Insufficient data from Andrew Fryer

The place where I page to when my brain is full up of stuff about the Microsoft platform

Think Data Science–Pitfalls

In my last post and generally I like to talk up how useful a data science approach is to understanding your data but in this post I want to sound a note of caution as it can be easy to get carried away and generally if the results look to good to be true that’s because they usually are!

Disclaimer: This post is one of a series about data science from someone who started out in BI and now wishes to get into that exciting field so if that’s you read on if not click away now

Over Fitting

If we go back to the example about delegates in my last post  not turning up for community technical events then if the model we build can predict at a level of 99.99% accuracy then that’s probably because one of the features  (other columns in the dataset) used to make the prediction is directly correlated to the label (the answer).
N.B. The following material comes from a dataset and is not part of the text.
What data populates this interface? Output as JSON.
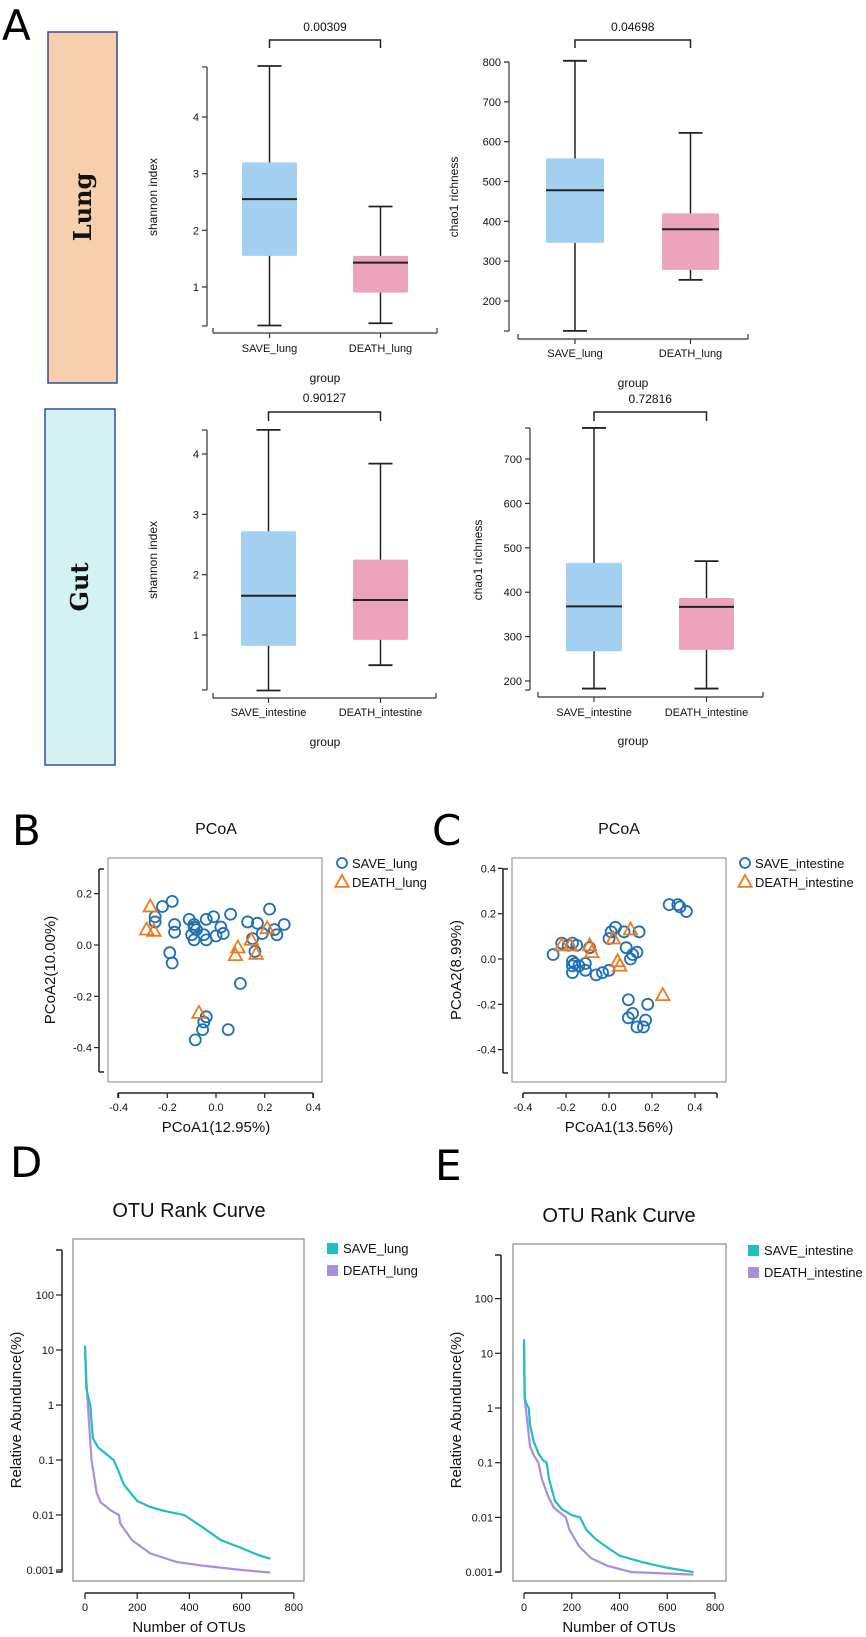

In this scenario we might have a column for which size of t-shirt they were given at the event and if the column has null in it they didn’t get one.  T-shirts are very popular at events so the only reason for a null in that column would be that they weren’t there and so this column matches the attendance very well but of course is useless because can’t itself be predicted before the event.  This is the sort of thing that is referred to over fitting in data science

Confusion Matrix

Without the t-shirt column the accuracy of our model might drop to 94% i.e. 94 times out of a hundred we can say whether a delegate turned up or not against whether they actually did or not. That  might seem a pretty good result but if we have an attendance rate of 80% i.e. 80 out of a hundred delegates turn up then if all we do is predict everyone will turn up will get us an accuracy of 80% anyway.  So what is more interesting to data scientists is the confusion matrix, a set of analysis performed by comparing the models predictions against a set of data it hasn’t seen before where the out come is known and can be compared to the prediction: 


I have taken this example from the Azure Machine Learning workshop Amy and I have developed and here we can see the true positives/true negatives and false positives/negatives. If this was an evaluation of event attendance and the positive label of 1 indicates that a delegate didn’t attend/ show up and a negative label of 0 means they did then we can infer the following from a test data set of 480,731 delegates across a variety of historical events:

  • true positives = the model correctly predicted the non-attendees = 67,419
  • true negatives = the model correctly predicted those who did actually attend = 375,695
  • false positives = those the model predicted would not attend but did = 6,409
  • false negatives = those the model predicted would attend but did not = 31,208

The definitions  for the other numbers are as follows:


the true results (both negative & Positive) / overall total (67,419+375695)/480731 = 92.2%
Precision the true positive result/ the positive results 67,419/(67419+6,409) = 91.3%
Recall true positive results/ (true positives + false negatives) 67,419/(67,419+31,208) = 68.4%
F1 score 2*(Recall * Precision)/(Recall + Precision) 2*(0.684*0.913)/(0.684 +0.913) = 0.781

All this is based on a threshold of 0.5 meaning that the label is set to 1 when the scored probability is > 0.5 and 0 otherwise. In other word if there is more than a 50% chance of a delegate turning up then score them as predicted to turn up. In Azure ML we can move the threshold higher or lower to affect these scores e.g. only score them as predicted to turn up if the scored probability is say to 0.8 (80%) then we get this for our confusion matrix:.


so while the number sum of the true answers (positive & negative)  goes up from 433,348 to 443,114 and the false positive drops as well there are now another 15,229 false negative cases (where the model thought a delegate would not turn up but they did.

So how we use this result and move the threshold is just as important as the accuracy of the numbers.  For example if we want to give every delegate a t-shirt (assume for a moment they are all one size) how many should we order?  A simple but effective approach would be to add up the scored probabilities for each individual to estimate the number of no shows and subtract that from the number of registrations for the event.  so imagine if we have four delegates have registered each with a score 0.25 (25%) of NOT attending from this model adding this up gives 1 which we subtract from the 4 registration and only order 3 shirts because across all four of them it is extremely likely (but not certain) that only three will attend.  I say not certain because the  prediction might not be very good for small events but as the registrations for an event get larger then the accuracy improves.  So if I download the scores from the model I have been using and sum the scored probabilities across the 480,731 examples in the sample  I get 98,816 as my predicted no shows which compares very well with the 98,617 actual no shows.   

A good way of think about this is that statistics is analysis of the behaviour of large groups of thinks (called the total population) based on the behaviour of a sample of that population.  We don’t know for sure that this is the case but we can work out the probabilities involved to make a bridge between what the sample behaviour is and apply that to the whole. 

Finally if you want to follow along you’ll need nothing more than a modern browser and spreadsheet tool that can work with .csv files and can handle 400,000 rows of data and I’ll write this up in the next post.

Note: I can’t share the actual data for the events model as the data and model aren’t mine.